A priority queue removes the item with the best priority, not the item that arrived first. A heap is the structure commonly used to make those priority operations efficient.
Priority queue behavior
PriorityQueue<Integer> pq = new PriorityQueue<>();
pq.add(8);
pq.add(2);
pq.add(5);
pq.add(1);
System.out.println(pq.remove()); // 1
System.out.println(pq.remove()); // 2
Java's default priority queue for integers removes the smallest value first. The internal printed order may not look sorted, but each removal gives the next priority item.
Worked example: keep the top 3 scores
If a stream of scores arrives, sorting every time is wasteful. A small priority queue can keep only the best three scores seen so far.
public static ArrayList<Integer> topThree(int[] scores)
{
PriorityQueue<Integer> best = new PriorityQueue<>();
for (int score : scores)
{
best.add(score);
if (best.size() > 3)
{
best.remove(); // remove smallest of the kept scores
}
}
return new ArrayList<Integer>(best);
}
The queue never stores more than four items before trimming back to three. For large data, this is much better than repeatedly sorting all scores.
Why heaps are efficient
A heap keeps enough order to find the next priority item quickly without fully sorting everything. Add and remove are typically O(log n). Peek is O(1). That tradeoff is ideal for scheduling, event simulations, and top-k problems.
Custom priorities
For objects, students must define what priority means.
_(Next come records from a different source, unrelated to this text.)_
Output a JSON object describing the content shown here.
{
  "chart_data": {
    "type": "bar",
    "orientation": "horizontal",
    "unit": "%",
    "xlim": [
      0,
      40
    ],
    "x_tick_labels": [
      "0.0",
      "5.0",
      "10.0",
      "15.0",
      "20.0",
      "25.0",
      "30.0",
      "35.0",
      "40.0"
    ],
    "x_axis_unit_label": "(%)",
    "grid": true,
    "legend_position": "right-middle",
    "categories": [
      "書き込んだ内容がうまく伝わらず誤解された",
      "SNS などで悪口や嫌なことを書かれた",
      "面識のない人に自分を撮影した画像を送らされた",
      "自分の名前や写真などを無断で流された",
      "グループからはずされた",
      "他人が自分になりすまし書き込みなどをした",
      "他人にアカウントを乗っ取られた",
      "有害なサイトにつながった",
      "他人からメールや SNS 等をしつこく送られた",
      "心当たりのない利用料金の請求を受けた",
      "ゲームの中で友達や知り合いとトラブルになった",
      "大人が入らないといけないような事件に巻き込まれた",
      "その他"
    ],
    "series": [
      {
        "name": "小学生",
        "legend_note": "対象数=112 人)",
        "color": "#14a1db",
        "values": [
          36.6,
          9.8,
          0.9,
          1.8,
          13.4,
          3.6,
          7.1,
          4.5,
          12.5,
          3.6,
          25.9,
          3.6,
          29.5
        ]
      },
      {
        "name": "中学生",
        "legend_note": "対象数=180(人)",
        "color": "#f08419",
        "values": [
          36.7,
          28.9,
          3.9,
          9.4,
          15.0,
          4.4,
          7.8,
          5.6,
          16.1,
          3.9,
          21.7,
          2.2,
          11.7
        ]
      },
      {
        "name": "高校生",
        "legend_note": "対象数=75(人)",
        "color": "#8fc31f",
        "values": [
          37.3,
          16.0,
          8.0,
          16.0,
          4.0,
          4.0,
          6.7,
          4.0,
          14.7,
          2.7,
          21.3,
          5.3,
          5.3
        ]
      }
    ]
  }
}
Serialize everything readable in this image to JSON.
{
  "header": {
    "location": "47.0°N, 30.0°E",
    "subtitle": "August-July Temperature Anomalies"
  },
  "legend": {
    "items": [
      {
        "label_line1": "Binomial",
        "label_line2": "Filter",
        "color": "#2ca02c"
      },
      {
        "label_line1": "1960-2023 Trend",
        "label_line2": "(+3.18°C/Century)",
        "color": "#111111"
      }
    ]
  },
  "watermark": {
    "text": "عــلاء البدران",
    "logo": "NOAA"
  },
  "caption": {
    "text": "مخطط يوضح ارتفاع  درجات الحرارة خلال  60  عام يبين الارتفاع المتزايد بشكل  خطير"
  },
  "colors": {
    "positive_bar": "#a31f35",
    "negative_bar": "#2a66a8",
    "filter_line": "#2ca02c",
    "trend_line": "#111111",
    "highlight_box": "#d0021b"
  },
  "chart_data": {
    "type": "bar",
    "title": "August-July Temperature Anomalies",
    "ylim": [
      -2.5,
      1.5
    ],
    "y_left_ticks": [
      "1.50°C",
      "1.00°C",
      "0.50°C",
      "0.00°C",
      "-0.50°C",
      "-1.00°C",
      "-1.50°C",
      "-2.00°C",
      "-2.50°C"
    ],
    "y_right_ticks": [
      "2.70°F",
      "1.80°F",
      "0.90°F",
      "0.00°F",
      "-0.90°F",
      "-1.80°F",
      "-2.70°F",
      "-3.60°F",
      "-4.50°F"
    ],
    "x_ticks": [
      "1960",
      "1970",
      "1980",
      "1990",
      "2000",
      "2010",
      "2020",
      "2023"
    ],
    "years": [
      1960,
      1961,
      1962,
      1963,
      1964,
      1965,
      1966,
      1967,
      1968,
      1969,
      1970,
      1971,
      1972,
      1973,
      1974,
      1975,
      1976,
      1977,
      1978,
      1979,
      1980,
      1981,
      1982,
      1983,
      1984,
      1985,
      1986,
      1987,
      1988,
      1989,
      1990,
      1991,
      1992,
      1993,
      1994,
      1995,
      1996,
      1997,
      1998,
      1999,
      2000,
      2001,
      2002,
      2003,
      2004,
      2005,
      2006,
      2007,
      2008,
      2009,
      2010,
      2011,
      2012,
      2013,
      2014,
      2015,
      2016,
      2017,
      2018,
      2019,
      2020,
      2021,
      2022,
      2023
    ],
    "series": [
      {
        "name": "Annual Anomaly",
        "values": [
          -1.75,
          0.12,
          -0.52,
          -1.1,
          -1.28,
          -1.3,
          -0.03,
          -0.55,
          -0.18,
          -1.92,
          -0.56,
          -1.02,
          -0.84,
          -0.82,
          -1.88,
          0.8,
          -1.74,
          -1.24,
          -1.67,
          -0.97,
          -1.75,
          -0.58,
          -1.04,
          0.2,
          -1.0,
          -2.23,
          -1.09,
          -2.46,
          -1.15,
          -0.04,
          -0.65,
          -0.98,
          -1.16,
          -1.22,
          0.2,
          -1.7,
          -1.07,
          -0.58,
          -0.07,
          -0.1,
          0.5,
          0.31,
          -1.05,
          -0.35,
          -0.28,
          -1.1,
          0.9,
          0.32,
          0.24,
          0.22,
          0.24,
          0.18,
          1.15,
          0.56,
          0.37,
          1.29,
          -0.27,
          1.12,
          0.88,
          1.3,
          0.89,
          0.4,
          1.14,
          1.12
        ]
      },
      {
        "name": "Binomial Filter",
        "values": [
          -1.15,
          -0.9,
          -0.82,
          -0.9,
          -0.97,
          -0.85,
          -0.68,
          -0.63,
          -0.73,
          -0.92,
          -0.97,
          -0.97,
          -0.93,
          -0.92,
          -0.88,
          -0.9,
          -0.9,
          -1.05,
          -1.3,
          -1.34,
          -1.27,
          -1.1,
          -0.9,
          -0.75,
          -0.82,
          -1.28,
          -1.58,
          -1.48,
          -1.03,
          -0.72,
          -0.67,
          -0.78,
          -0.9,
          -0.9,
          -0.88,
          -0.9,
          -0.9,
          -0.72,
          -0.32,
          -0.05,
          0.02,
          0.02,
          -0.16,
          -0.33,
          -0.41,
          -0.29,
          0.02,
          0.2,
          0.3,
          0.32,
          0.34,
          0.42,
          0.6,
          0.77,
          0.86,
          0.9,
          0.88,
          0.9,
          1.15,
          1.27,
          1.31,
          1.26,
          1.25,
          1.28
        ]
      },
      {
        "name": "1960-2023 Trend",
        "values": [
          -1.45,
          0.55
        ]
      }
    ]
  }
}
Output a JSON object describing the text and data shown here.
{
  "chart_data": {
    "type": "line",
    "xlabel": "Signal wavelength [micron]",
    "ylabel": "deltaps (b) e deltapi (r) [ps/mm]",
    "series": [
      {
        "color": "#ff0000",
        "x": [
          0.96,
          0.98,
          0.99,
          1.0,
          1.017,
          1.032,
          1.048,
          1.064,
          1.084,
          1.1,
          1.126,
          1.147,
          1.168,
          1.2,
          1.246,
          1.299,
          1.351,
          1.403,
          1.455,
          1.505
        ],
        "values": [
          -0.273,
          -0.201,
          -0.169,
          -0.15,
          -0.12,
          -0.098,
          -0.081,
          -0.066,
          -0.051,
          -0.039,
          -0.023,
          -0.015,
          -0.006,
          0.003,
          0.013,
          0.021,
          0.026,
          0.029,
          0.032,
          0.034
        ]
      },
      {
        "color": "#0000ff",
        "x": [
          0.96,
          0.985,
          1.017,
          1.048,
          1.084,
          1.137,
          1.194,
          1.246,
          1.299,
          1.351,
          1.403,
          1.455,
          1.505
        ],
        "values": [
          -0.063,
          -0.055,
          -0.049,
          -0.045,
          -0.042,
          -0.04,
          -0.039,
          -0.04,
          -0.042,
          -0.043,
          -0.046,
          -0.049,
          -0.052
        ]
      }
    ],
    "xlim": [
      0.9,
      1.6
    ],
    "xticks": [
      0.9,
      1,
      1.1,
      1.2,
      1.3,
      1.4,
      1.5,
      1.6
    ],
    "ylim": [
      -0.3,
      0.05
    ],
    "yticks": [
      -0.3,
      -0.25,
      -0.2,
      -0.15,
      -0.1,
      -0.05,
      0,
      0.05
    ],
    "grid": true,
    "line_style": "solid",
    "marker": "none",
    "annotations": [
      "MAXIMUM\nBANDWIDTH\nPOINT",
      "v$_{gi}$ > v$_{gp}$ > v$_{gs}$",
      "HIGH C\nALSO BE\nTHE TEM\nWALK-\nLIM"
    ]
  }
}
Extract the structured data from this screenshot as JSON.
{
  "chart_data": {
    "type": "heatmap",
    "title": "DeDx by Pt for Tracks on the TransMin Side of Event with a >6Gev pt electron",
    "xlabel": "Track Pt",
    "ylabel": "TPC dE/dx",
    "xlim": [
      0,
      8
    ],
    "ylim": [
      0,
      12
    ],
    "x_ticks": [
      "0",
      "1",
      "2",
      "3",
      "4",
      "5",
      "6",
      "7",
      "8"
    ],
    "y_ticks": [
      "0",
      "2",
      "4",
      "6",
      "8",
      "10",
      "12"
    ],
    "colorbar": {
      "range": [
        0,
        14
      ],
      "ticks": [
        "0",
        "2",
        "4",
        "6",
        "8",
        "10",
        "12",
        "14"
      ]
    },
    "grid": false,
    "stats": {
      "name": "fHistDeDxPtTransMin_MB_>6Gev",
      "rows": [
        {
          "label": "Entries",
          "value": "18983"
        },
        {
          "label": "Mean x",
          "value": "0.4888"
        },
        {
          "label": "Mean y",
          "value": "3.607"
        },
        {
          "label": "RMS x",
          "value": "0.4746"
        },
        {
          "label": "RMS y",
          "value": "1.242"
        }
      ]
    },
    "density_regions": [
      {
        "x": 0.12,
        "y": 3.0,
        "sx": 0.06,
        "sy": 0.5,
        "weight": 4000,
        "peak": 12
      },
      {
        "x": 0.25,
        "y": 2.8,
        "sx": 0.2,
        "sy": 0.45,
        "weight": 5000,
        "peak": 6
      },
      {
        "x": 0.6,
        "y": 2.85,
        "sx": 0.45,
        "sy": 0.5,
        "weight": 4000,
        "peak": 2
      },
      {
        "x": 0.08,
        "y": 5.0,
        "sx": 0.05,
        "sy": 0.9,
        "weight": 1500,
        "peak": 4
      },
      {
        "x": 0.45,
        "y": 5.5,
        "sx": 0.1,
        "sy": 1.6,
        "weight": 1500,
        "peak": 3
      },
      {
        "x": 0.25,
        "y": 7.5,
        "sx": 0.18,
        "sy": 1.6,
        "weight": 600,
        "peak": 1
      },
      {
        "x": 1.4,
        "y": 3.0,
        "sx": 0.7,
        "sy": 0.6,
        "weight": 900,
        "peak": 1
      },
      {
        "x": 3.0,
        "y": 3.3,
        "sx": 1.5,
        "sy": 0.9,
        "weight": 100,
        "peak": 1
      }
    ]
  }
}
For example, a tutoring waitlist might prioritize earlier request dates, while an assignment queue might prioritize closest due date.
PriorityQueue<Task> tasks =
new PriorityQueue<>((a, b) -> a.getDueDay() - b.getDueDay());
The comparator says lower due day should come first. A weak comparator can create confusing ordering, so students should test ties and equal priorities.
Practice prompt
Given event times {14, 3, 9, 3, 20}, trace the order removed from a priority queue. Then modify the top-three method to keep the three smallest values instead of the three largest.